I prepared this repository, which contains Python code for running an iterated prisoners dilemma tournament, for an informal seminar series held by graduate students in MIT's earth science department. The instructions below are specific to that seminar series, but the code should be relatively easy to repurpose. That being said, if you're searching for Python code for an iterated prisoners dilemma tournament, then Axelrod is much better developed and may be a better option.
The iterated prisoners' dilemma is a competition between prisoners that consists of a predetermined number of rounds (although, at least in this tournament, the prisoners do not know what that number is). During a single round, each prisoner must choose either to "cooperate" or "defect". If both prisoners choose to cooperate, each gets 3 points. If both prisoners choose to defect, each gets 1 point. If one prisoner chooses to defect and the other chooses to cooperate, the defector gets 5 points and the cooperator gets 0 points. The prisoners' goal is to develop a strategy that maximizes the number of points they receive over the course of a match.
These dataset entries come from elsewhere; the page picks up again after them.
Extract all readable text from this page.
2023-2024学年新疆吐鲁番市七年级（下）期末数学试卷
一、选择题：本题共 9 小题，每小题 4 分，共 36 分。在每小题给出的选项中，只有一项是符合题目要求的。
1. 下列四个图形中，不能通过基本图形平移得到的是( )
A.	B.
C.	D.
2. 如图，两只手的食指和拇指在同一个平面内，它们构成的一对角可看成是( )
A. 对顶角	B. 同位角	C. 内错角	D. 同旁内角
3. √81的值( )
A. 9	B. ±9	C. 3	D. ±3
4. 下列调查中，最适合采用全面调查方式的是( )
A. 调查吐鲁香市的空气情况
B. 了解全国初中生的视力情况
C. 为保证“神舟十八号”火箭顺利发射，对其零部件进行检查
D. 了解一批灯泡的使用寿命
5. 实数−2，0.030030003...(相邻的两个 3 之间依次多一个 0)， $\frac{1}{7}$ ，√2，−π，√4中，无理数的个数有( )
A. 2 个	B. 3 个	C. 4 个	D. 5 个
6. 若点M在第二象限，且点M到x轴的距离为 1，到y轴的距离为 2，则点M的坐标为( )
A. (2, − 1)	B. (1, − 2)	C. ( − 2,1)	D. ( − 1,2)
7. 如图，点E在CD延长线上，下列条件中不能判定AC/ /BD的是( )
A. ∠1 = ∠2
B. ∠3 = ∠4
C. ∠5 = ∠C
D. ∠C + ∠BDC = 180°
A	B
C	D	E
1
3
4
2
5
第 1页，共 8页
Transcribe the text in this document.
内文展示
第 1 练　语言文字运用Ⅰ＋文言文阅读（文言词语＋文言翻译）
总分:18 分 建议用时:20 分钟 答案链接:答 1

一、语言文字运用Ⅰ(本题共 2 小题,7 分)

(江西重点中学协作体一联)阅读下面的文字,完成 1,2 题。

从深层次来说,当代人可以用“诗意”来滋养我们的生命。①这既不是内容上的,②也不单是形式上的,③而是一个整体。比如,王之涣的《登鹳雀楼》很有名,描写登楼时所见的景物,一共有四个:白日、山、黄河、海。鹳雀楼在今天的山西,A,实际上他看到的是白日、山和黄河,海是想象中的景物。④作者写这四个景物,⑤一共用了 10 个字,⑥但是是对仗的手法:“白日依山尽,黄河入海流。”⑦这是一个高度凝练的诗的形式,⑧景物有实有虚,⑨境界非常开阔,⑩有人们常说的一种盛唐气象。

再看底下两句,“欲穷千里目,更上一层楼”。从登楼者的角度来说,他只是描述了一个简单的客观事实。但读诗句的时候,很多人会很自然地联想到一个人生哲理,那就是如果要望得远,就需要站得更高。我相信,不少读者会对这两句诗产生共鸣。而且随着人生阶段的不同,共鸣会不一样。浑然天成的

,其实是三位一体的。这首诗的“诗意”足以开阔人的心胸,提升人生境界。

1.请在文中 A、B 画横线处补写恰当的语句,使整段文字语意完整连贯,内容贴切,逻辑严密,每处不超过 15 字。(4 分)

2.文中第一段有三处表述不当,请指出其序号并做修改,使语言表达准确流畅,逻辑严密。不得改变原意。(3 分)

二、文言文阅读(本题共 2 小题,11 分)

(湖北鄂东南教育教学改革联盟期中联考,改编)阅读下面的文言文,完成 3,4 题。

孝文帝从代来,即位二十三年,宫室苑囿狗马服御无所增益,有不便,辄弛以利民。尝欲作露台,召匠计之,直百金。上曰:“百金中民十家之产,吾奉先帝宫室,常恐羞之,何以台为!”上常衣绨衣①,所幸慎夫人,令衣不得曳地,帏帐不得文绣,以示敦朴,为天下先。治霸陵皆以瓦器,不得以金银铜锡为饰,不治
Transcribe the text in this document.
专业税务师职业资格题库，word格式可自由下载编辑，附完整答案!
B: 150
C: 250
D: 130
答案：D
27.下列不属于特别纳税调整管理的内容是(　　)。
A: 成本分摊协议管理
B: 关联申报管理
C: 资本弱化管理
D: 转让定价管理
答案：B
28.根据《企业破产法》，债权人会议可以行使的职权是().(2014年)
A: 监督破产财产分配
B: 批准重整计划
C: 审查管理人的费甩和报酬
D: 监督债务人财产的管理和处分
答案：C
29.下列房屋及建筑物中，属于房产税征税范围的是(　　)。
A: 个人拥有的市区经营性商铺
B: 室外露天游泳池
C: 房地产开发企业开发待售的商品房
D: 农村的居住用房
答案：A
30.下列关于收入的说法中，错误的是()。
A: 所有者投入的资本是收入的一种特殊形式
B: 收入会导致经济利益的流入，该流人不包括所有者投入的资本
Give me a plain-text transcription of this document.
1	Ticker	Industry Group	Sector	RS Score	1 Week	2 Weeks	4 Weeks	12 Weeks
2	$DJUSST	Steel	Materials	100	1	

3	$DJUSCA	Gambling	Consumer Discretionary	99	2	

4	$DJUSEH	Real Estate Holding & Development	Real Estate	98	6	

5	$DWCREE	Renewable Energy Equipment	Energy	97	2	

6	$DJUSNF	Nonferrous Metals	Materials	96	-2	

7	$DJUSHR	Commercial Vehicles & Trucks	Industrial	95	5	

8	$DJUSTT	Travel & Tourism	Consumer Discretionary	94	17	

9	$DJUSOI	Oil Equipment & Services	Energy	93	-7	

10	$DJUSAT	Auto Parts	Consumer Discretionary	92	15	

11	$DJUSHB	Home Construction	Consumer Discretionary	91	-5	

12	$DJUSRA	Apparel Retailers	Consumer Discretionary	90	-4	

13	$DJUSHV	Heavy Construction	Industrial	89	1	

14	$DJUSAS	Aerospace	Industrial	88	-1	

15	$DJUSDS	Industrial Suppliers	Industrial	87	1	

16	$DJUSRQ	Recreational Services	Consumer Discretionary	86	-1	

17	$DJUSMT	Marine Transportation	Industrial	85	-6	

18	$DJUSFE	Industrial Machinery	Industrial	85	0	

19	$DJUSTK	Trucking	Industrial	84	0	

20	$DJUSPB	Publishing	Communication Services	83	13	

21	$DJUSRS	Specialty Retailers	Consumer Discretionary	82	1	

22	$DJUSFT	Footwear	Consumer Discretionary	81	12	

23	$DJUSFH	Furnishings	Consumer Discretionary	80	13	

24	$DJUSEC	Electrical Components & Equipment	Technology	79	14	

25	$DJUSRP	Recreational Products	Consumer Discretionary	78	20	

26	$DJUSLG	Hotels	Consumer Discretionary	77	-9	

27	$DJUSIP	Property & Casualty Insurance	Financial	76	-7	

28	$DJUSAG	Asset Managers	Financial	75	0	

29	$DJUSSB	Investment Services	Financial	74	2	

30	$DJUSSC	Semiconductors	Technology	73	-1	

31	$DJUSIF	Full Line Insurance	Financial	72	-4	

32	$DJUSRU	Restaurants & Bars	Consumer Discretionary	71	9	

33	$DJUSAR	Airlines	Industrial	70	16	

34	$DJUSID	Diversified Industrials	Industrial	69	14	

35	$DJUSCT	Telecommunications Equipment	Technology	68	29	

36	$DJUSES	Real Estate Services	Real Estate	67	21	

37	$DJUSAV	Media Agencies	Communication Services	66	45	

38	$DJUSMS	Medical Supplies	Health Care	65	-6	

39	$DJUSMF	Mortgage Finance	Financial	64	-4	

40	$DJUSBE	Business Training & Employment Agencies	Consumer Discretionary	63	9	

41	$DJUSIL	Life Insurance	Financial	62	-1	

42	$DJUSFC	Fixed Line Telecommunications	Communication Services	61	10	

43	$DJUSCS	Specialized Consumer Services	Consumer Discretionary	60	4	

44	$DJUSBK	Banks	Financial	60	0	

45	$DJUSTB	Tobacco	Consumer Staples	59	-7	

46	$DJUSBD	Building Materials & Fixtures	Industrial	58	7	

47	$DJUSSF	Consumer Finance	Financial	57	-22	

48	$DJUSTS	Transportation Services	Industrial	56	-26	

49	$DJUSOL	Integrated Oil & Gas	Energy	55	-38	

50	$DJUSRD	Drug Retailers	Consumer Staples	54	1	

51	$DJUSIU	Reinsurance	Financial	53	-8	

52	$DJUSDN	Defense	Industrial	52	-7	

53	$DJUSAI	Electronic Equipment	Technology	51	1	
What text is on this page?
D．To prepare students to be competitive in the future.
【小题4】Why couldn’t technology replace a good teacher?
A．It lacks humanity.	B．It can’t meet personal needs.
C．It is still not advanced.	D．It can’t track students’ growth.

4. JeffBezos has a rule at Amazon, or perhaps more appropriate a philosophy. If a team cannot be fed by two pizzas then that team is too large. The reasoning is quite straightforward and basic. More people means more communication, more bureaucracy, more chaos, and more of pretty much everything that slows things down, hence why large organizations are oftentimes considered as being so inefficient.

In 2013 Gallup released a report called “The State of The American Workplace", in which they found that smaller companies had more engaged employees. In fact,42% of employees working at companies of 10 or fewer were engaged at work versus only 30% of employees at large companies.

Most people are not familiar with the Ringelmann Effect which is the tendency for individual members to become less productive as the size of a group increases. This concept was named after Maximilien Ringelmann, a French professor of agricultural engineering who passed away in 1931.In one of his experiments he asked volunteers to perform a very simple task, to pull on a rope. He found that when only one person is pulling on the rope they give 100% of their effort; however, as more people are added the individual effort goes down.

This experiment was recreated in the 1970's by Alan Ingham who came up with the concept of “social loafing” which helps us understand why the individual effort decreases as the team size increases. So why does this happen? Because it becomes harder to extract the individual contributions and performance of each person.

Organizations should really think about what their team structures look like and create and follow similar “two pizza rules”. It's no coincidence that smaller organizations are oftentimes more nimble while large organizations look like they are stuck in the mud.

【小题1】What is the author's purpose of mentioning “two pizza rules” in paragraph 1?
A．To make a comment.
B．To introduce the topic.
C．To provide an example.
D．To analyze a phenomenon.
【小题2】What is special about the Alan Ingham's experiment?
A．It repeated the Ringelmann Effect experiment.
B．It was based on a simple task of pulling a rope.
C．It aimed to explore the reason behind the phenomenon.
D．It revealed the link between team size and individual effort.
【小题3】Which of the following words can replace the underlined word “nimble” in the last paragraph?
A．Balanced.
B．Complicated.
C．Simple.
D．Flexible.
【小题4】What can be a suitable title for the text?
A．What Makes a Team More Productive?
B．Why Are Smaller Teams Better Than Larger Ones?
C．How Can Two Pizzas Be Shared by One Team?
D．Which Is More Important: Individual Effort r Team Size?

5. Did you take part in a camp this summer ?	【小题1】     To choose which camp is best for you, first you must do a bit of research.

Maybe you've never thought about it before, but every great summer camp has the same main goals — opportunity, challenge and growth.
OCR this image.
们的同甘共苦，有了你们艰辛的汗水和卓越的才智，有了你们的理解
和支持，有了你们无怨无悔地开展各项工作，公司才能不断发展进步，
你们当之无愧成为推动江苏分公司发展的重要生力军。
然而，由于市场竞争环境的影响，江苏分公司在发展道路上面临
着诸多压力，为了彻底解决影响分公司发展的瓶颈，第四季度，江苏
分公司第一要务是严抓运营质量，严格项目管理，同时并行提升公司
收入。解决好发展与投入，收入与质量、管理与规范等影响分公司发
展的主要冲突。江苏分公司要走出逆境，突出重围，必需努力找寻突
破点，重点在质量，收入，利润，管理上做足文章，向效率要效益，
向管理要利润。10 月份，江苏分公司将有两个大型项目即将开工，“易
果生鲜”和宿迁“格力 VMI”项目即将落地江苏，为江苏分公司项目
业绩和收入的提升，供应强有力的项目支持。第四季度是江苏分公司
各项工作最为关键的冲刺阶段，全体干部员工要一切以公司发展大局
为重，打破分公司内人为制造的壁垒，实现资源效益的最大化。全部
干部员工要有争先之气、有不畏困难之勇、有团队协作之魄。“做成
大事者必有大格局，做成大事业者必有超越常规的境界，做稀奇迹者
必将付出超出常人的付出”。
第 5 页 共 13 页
This tournament was inspired by a Radiolab episode that described a similar tournament run by Robert Axelrod in the 1960s---listen from 7:30 to about 17:40 for an overview of the motivation for the tournament and a description of the tournament itself.
In this tournament, prisoners compete as members of a "species" that specifies a strategy for them to follow. At the start of the tournament, each species is allocated an equal fraction of the total population of prisoners. The tournament then proceeds in two repeated phases:
-
Round-robin competition: every prisoner plays a match against every other prisoner, with points they win being assigned to their species. The round-robin includes matches between members of the same species, but prisoners are not alerted before these matches take place. (Note that points are rewarded such that members of the same species earn more points for their species when they both cooperate than when one cooperates and one defects.) Prisoners can retain memory of previous rounds over the course of a match but not between different matches.
-
Evolution: after each round-robin, the population fraction of each species is updated using discrete-time replicator dynamics, i.e. rescaled based on the ratio between the average fitness of members of that species and the average fitness of members of all species. Prisoners are then re-allocated between different species based on the total tournament population and population fractions, with non-integer numbers of prisoners rounded to the nearest integer. (This means that species go extinct when they no longer have a sufficient population fraction to receive at least half a prisoner.)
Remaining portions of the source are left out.